My resource on immortality is my mother, who is 94 and openly content to let things play out however they will. She’s been on that calm wavelength for at least 14 years and thus I’m a lot more casual about all this than Lemont.
When we were talking on the phone at Thanksgiving, I made the Lemont-like observation that I’ve outlived a lot of the people in front of whom I have made an ass of myself.
Which is comforting.
The trick, she was kind enough not to point out, being to quit adding younger ones.
Juxtaposition of the Day
One key to a long life is to watch for food poisoning. Jill and Rob managed to poison their families at the original meal, while Tank’s neighbor is cautioning him against leftovers.
Either I’ve got my newsfeed a little too well cultivated or the worriers of the world have given up on telling us that stuffing will kill you unless you eat it before taking it out of the cavity.

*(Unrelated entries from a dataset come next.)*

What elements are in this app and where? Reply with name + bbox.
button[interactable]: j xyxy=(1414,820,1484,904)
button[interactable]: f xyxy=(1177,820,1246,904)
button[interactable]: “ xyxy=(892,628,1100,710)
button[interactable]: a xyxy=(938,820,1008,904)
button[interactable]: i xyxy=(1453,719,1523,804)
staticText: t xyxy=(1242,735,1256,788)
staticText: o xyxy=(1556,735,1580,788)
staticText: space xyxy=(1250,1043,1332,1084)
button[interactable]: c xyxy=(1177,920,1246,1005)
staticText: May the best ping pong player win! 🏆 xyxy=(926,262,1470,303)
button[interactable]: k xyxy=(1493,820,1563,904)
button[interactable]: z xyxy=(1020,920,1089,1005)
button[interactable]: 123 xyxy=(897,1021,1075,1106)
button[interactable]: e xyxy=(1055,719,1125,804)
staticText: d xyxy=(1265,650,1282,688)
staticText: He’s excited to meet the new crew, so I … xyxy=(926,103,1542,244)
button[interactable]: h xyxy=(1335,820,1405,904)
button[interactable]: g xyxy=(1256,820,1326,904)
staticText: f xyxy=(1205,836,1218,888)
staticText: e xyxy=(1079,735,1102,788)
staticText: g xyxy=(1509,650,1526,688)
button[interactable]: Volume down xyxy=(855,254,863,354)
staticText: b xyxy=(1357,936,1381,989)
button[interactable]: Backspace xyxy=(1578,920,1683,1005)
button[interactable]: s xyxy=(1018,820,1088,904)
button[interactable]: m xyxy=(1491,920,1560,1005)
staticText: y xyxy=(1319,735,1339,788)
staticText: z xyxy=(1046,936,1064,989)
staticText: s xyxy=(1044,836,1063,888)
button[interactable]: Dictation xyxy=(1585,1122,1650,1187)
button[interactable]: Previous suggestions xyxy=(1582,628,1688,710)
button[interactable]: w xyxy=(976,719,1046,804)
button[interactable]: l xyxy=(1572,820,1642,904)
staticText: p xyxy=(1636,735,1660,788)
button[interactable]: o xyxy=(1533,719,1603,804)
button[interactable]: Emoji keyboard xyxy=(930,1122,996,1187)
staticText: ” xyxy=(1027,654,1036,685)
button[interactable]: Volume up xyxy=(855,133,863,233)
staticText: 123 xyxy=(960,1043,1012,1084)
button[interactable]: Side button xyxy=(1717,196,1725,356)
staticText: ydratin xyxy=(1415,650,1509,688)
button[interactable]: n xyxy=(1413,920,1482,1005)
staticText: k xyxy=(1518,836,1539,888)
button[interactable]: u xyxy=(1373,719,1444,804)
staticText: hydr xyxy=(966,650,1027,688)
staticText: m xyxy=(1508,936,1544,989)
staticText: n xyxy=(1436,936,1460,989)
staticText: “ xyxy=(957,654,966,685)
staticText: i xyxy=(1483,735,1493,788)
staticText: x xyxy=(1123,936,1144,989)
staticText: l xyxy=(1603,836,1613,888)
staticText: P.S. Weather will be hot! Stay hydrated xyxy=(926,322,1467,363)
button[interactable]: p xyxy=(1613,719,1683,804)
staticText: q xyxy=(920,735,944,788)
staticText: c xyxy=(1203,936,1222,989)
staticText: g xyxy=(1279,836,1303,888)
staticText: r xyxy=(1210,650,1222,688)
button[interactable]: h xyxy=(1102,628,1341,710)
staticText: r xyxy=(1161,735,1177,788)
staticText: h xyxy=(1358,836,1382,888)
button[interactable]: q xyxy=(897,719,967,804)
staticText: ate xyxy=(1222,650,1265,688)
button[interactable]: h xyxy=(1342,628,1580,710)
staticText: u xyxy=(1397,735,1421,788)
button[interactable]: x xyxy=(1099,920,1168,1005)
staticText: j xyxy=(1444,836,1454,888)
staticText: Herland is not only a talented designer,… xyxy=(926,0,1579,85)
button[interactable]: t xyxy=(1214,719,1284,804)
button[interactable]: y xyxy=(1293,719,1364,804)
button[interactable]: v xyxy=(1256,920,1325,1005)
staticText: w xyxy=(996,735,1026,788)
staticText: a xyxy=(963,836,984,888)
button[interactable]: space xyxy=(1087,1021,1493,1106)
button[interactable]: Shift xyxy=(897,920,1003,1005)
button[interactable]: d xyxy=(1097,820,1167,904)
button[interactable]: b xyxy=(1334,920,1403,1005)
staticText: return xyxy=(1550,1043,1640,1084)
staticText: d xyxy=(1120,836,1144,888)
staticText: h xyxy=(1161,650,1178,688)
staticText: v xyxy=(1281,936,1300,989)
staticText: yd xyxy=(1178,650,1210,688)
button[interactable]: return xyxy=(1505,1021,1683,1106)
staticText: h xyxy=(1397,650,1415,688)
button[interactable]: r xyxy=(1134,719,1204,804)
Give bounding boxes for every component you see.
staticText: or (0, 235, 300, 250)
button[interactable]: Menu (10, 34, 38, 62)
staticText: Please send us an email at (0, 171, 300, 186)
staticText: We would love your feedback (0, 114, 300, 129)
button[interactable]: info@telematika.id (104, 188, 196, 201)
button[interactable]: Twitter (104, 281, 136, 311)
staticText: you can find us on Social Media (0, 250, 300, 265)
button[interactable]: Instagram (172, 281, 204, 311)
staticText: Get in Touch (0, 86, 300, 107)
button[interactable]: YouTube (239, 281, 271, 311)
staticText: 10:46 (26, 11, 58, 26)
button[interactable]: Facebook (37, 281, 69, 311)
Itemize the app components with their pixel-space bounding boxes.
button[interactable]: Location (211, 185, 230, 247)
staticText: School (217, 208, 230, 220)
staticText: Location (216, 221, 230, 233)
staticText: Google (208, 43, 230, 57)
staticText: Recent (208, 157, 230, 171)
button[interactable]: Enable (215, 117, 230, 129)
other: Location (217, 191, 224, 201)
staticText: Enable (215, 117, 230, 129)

According to all the warnings I used to see this time of year, dressing becomes irredeemably toxic the moment it leaves the bird.
Maybe they figure we’ve all switched to Stove Top.
I mention this not to downplay the misery of food poisoning but to mock the misery of worrying.
I once wrote a 24-page tab on risk assessment for kids, inspired by a 10-year-old who burst into tears when her father’s GF served beef. She was sure they’d all die of mad cow.
On the other hand, I’m not entirely unsympathetic. I learned the hard way that, while the Pioneering counselors at Camp Lord O’ The Flies knew how to pitch a tent, read a compass and build a fire, they apparently didn’t know that you can’t store a big honkin’ jar of mayonnaise unrefrigerated in the trip shack.
First day of our camping trip, Gary Marmon blundered into a hornet’s nest and had to go to the hospital before we even had lunch.
Lucky little bastard.
End-Of-Year Juxtaposition
Aside from all the Black Fridays and Cyber Mondays and so forth, it’s also the time of year when the self-employed begin to think about ways to spend tax-deductible money before Dec 31.
The news that Verizon throttled down the “unlimited” data stream of California’s firefighters touched off a bit of paranoia I’ve had in noticing that my laptop always seems to get a little, well, quirky this time of year.
And, after everything we’ve learned about Facebook and Google in the past few months, how paranoid is it to wonder when you notice clusters of updates?
Don’t mind me. I’m just trying to start a new urban legend.
It’s easier than taking the heat for buying cheap laptops and expecting them to last more than a year.
And, since I can’t apply Mr. Boffo’s most excellent solution to the problem, it’s best I accept Adam’s overly optimistic view of what a shiny new laptop is going to do for me.
I remember when I felt that way about a new box of Crayolas.
It is, indeed, beginning to look a lot like Christmas.